Sulle coste del Sabah 500 Bajau Laut sono stati sgomberati dalle loro abitazioni galleggianti, demolite e incendiate. Una stretta contro gli immigrati senza documenti, che ha colpito il gruppo etnico apolide. Gli attivisti per i diritti sollevano preoccupazioni. Jerald Joseph di Pusat Komas: “Vittime da decenni di una discriminazione sistematica”.
Kuala Lumpur (AsiaNews) – Tra il 4 e il 5 giugno più di 500 persone appartenenti alla comunità di pescatori conosciuti come Bajau Laut, nomadi del mare, che vivono intorno alla costa dello Stato Sabah del Borneo malese sono state sfrattate dalle autorità, che hanno demolito e incendiato le loro abitazioni.
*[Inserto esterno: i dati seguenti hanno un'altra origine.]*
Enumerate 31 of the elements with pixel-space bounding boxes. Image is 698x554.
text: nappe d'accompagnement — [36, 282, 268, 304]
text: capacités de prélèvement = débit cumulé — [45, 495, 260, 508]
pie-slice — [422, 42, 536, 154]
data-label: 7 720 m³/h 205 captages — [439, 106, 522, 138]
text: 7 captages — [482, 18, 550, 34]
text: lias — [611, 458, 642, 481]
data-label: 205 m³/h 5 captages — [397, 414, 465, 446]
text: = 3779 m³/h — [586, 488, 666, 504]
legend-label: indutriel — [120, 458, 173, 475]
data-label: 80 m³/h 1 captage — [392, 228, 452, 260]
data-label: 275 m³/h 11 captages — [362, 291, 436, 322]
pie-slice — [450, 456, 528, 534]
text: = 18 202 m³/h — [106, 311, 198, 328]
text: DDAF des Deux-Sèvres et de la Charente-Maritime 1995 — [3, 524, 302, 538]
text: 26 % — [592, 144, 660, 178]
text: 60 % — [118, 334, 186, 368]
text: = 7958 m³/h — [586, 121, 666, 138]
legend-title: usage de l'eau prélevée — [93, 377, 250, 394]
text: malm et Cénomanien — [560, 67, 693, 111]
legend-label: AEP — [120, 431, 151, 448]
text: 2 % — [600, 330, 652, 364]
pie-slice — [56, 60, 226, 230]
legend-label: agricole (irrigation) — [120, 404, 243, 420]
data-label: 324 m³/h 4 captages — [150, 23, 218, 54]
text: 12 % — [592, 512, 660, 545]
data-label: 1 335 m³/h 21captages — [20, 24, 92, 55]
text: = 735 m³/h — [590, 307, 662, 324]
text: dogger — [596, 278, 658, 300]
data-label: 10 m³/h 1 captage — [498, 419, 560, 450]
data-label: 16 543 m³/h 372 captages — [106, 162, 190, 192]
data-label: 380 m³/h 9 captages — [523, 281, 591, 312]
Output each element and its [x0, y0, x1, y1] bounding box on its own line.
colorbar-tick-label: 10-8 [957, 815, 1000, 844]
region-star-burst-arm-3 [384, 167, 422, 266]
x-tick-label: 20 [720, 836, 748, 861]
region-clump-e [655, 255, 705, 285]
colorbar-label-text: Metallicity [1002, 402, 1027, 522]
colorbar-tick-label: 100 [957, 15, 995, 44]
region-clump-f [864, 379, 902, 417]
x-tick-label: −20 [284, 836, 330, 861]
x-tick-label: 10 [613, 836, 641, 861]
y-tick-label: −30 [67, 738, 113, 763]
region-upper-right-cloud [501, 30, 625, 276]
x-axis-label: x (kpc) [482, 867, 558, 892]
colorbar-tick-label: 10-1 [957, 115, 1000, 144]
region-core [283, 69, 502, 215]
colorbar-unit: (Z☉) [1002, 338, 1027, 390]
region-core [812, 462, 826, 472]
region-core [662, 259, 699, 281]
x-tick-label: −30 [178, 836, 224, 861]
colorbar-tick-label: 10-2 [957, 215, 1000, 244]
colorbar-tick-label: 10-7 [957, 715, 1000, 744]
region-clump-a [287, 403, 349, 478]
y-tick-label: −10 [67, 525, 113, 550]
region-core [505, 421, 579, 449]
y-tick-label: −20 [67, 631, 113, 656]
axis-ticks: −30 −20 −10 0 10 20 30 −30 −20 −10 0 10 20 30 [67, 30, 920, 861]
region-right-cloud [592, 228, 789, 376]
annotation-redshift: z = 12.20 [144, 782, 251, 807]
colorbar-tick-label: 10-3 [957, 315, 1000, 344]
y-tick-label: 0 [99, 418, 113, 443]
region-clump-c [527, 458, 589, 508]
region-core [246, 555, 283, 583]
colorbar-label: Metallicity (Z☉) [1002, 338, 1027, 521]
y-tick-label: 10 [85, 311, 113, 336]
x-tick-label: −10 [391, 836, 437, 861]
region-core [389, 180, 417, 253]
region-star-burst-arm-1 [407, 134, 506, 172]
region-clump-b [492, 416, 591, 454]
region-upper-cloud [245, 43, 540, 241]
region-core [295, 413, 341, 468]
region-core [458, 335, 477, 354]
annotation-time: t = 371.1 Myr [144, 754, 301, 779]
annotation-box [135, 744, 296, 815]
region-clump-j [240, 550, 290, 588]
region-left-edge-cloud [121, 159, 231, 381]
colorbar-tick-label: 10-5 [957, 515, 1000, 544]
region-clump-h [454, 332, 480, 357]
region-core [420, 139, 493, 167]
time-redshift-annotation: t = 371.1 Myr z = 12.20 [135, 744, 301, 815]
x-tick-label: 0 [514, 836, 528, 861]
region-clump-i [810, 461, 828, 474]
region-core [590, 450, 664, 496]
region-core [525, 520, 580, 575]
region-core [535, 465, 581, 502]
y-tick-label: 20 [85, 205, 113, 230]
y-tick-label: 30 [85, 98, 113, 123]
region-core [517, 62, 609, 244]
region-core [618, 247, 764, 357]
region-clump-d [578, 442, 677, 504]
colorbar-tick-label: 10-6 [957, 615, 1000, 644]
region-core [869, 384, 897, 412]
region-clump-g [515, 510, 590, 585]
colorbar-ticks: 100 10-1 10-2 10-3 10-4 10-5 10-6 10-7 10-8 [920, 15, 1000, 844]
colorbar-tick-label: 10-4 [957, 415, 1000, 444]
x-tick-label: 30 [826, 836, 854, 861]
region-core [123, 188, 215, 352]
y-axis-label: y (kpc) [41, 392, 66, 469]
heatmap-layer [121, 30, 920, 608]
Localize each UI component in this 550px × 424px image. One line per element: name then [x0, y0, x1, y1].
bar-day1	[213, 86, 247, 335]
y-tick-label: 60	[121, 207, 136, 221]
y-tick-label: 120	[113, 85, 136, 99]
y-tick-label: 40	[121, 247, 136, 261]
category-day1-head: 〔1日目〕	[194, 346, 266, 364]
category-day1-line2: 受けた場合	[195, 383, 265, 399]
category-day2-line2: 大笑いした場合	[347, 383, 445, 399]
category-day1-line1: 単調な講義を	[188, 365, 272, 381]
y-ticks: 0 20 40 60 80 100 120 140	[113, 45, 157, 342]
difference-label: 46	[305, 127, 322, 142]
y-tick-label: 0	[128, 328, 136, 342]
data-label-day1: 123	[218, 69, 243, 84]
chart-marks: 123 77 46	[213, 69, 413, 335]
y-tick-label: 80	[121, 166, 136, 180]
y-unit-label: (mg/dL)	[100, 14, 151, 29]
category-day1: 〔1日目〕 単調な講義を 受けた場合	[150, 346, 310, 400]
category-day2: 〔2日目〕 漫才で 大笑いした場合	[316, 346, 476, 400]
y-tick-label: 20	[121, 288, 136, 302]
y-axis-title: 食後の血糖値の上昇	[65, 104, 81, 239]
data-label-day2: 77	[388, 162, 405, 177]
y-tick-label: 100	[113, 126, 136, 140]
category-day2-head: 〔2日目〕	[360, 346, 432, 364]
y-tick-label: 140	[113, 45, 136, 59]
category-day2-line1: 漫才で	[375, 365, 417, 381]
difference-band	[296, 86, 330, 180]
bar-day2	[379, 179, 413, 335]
Gli attivisti per i diritti affermano che l’azione fa parte di un giro di vite del governo contro gli immigrati privi di documenti. I Bajau Laut sono una comunità di apolidi che vivono su case galleggianti di legno costruite su palafitte nel distretto di Semporna, nel Sabah.
Per generazioni hanno vissuto a stretto contatto con l’acqua, sono conosciuti nel mondo per l’abilità nelle immersioni e la loro affascinante relazione con il mare. Ma essendo nati senza documenti di identità, la maggior parte non ha accesso a risorse di base come l’istruzione o servizi finanziari o sanitari. Spesso vivono nel timore di essere trattenuti dagli agenti dell’immigrazione o di essere sfrattati senza motivo. Negli ultimi tre giorni questo timore è diventato realtà. Le case distrutte sono quelle dei Bajau Laut che vivono su sette isole intorno a Semporna. A confermarlo è anche Mukmin Nantang, fondatore dell’ong Borneo Komrad. Tra le isole interessate vi sono: Pulau Bohey Dulang, Pulau Maiga, Pulau Bodgaya, Pulau Sebangkat e Pulau Sibuan.
Un’altra ong, Pusat Komas, con sede a Kuala Lumpur, ha dichiarato che l’accaduto “mette in evidenza le questioni critiche del razzismo, dell’ingiustizia dello sviluppo e dell’apolidia nello Stato del Borneo di Sabah”. Parlando con AsiaNews, il direttore del consiglio di amministrazione di Pusat Komas, Jerald Joseph, ha dichiarato di essere profondamente preoccupato per il recente sgombero. Spiega che i Bajau Laut “hanno affrontato una discriminazione sistematica per decenni. La loro rimozione forzata negli ultimi giorni solleva seri interrogativi sul trattamento equo delle minoranze etniche in Malesia”. Aggiungendo che “è imperativo garantire che tutte le comunità siano rispettate e protette dalle leggi nazionali e internazionali sui diritti umani”. Poi, ricordando l’articolo 7 della Dichiarazione Universale dei Diritti Umani (UDHR), il direttore Jerald Joseph ha affermato che “allo stesso modo, la Costituzione federale prevede, all’articolo 8, che a tutti i cittadini sia garantita un’uguale protezione da parte della legge e che sia proibita la discriminazione basata su religione, razza, discendenza, luogo di nascita o sesso”.
In questa vicenda, inoltre, aleggia un interrogativo senza risposta: chi abbia dato il mandato alle autorità di compiere una distruzione così violenta. Ovvero, chi deve essere ritenuto responsabile dello sfratto dei Bajau Laut. “Lo sviluppo sostenibile dovrebbe prevedere una pianificazione globale che tenga conto dei bisogni e dei diritti delle popolazioni indigene – ha sottolineato Joseph -. Lo sgombero dei Bajau Laut senza un’adeguata consultazione o soluzioni abitative alternative è un esempio di mancato equilibrio tra sviluppo e giustizia sociale”. Per questo l’ong Pusat Komas chiede rispettosamente alle autorità locali di fermare ulteriori sgomberi e di impegnarsi in un dialogo significativo con la comunità Bajau Laut per trovare soluzioni umane e giuste.
Il problema dell’apolidia colpisce diverse generazioni stabilizzate nello Stato di Sabah. L’anno scorso è stato registrato che la Commissione per i diritti umani della Malesia ha ricevuto circa 5.440 denunce dal 2015 al 2020, e molti dei casi indagati riguardavano questioni di cittadinanza solo nel Sabah. Secondo Joseph, Pusat Komas comprende che si tratta di una questione difficile e sfaccettata, ma evitare il problema non è la soluzione. “Il governo statale e quello federale devono prendere l’iniziativa di affrontare la questione di petto per evitare altre generazioni di bambini apolidi in Malesia. Allontanare le persone dalle loro case serve solo a spostare il problema altrove, invece di risolverlo”.